Karen Hughes, assistant director of the county’s community and planning department, told county commissioners early this year that there is a dearth of listings available for people with low and moderate incomes. Missoula simply hasn’t built enough housing to keep up with how many people live here for many years now.
“We’re in an under-supply of about 2,400 units,” Hughes explained earlier this year.
The building permit boom in 2021 will actually take a while to materialize, because once a permit is issued it takes time for builders to prepare and finish a project.
Of the new homes permitted in 2020, a total of 1,064 were apartments in multi-unit complexes.
The $42-million Villagio Apartments, a 200-unit affordable housing project being constructed on the Northside, accounted for 200 of those permits because the city counts each home that is being built as a permitted new home.

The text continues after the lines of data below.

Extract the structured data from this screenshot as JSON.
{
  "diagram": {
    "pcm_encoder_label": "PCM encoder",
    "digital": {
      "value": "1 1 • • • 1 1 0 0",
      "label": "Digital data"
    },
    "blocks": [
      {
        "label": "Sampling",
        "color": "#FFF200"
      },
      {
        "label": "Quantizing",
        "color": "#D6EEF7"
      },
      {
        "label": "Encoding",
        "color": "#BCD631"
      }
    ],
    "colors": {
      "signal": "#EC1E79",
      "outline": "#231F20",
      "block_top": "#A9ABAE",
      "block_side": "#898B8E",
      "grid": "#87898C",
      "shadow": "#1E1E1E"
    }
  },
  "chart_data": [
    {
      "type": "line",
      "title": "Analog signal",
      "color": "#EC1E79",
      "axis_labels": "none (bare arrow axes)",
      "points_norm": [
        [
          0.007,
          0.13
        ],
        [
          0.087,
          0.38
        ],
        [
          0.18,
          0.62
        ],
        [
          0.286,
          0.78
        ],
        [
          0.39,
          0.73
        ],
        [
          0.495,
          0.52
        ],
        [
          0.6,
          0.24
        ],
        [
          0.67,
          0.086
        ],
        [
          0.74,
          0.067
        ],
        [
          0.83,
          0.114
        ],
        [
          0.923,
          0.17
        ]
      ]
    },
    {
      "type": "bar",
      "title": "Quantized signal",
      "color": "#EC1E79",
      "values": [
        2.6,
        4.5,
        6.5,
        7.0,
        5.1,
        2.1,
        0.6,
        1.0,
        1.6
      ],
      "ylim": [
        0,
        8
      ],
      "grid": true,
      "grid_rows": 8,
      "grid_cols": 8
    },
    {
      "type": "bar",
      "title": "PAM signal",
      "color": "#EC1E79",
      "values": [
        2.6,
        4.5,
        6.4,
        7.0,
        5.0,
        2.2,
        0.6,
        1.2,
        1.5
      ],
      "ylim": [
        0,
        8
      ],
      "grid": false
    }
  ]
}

Similarly, the $54 million, 202-unit Trinity Apartments, an affordable housing complex being built partly in Missoula’s Westside neighborhood and partly on Mullan Road, counted as 202 of those permits.
Pehan reorganized her office in November of 2020 in the face of crushing development.
“We had a development capacity plan and added staff, which is the fastest way to get permits out the door and the fastest way to build new homes,” Pehan said. “We did add several planners to our team and we also developed a new prioritization policy for getting building permits issued for shovel-ready projects as a first priority.”
Missoulians should start getting used to the smell of fresh-cut sawdust and the sound of nail guns, especially if it means any sort of relief from skyrocketing prices.
About half of all Missoula County renters are now paying more than a third of their income to housing costs, which means they aren’t spending that money on health care, education or at local businesses.
“In 2021, a variety of land use review activities supported a strong pipeline of new homes for years to come,” Pehan said.